¿Cuál?
Joaquín Dicenta
Cuento
Se hablaba de un marido engañado y, según costumbre, todo eran burlas para la víctima y plácemes para el burlador.
—No os moféis tan sin juicio de un hombre que ignora su engaño —dijo uno de los circunstantes—; no le apliquéis el astado calificativo. Mejor haríais aplicándoselo al amante de su mujer.
—¿Al amante?… —interrumpió otro de los contertulios con tono de asombro.

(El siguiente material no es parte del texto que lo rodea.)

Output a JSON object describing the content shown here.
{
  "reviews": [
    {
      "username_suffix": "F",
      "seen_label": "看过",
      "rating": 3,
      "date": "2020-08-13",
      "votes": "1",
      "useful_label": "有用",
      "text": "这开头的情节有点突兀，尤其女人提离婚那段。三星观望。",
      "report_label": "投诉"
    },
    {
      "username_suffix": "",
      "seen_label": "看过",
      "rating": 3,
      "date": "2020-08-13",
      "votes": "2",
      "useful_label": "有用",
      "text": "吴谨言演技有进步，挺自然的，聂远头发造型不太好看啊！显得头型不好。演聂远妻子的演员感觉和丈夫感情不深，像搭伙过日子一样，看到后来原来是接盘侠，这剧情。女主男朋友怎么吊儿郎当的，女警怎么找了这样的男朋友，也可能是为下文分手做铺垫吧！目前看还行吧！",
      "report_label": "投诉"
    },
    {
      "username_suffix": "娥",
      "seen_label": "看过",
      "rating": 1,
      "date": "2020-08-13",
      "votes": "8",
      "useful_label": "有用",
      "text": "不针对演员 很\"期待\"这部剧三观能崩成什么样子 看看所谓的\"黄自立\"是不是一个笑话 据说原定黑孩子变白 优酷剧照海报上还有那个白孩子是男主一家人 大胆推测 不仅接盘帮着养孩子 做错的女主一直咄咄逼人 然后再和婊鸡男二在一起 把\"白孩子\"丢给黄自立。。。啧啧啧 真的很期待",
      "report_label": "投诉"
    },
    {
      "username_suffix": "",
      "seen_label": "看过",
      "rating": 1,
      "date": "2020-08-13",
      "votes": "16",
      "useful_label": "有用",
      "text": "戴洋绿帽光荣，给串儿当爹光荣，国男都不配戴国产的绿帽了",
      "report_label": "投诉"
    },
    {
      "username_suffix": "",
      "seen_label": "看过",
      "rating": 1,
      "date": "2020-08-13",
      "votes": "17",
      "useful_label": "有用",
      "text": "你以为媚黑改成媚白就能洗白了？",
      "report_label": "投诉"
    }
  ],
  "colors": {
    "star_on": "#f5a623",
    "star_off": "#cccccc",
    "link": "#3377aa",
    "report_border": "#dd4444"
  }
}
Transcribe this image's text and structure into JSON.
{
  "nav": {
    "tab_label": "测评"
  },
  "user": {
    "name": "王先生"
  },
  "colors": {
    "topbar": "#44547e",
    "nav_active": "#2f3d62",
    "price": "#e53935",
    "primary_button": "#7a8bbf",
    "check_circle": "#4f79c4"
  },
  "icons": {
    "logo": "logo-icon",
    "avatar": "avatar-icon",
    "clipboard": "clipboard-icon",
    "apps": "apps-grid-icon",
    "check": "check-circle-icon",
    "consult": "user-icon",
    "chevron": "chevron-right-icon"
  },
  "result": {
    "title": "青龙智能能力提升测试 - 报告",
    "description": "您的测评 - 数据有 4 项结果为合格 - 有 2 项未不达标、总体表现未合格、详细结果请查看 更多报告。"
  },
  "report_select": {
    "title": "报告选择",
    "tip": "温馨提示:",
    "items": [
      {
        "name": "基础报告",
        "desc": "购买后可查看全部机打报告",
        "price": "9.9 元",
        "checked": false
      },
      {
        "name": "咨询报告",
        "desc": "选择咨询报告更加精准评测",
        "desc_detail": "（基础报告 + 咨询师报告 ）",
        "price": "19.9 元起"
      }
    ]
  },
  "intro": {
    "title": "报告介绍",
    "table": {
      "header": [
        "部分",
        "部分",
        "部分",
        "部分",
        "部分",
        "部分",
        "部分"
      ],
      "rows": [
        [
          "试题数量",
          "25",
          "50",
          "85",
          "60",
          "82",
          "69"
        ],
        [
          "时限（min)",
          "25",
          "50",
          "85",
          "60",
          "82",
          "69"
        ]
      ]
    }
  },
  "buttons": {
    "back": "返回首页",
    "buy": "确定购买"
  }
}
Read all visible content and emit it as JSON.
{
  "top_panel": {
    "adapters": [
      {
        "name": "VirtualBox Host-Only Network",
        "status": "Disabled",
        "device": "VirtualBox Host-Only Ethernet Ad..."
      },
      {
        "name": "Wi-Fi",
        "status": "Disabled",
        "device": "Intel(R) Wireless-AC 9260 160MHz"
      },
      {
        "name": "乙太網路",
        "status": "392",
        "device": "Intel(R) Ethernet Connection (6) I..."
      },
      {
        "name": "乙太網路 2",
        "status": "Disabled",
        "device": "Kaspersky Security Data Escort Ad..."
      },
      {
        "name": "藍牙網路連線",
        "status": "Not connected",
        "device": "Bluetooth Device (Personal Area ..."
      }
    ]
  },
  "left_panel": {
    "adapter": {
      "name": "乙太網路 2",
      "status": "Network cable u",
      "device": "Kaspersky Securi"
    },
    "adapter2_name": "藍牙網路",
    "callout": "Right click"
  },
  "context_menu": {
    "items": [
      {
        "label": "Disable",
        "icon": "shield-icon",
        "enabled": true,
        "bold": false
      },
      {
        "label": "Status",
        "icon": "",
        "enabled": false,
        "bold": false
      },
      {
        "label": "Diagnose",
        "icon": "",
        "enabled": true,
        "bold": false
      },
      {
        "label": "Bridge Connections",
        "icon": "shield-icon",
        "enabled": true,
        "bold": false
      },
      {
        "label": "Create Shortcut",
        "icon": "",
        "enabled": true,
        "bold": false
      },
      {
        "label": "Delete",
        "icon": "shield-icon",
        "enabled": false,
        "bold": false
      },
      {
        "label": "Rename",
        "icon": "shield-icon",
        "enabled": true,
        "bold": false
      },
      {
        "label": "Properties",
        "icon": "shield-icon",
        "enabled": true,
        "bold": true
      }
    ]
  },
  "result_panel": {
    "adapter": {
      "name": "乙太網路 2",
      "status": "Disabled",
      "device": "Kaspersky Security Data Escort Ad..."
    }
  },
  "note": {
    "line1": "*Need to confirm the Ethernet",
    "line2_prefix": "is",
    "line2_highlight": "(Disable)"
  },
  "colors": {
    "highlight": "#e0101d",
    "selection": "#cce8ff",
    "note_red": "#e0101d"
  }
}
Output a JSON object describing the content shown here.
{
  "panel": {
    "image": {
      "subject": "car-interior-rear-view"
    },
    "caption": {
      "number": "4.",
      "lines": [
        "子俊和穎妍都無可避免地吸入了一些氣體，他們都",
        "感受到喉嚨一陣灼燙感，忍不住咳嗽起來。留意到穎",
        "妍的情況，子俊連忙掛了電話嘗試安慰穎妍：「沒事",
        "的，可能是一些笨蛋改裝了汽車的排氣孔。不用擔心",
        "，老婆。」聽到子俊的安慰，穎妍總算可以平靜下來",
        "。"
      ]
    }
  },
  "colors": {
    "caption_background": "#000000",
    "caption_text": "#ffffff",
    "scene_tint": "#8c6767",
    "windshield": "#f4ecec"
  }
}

—Al amante, sí. En la mayoría de los casos, y cuando el esposo no sabe su deshonra, no es él, sino el amante, quien merece el calificativo.
—¿De veras?…
—De veras. Y para que no tengáis dudas respecto de mis afirmaciones, os referiré un suceso del que fui ridículo protagonista.
—Venga de ahí.
—Allá va —repuso.
Y luego de hacer una pausa, invertida en liar un pitillo, encenderlo, llevarlo a la boca y lanzar al espacio unas bocanadas de humo, nos refirió la siguiente historia que puede titularse como yo titulo este cuento.
* * *
Era yo estudiante; vivía en Madrid, usufructuaba, por el módico
interés diario de tres pesetas, una casa de huéspedes y concurría todas
las noches al café del Callao, situado entonces en la plaza del mismo
título y sustituido hoy por un almacén de géneros de punto.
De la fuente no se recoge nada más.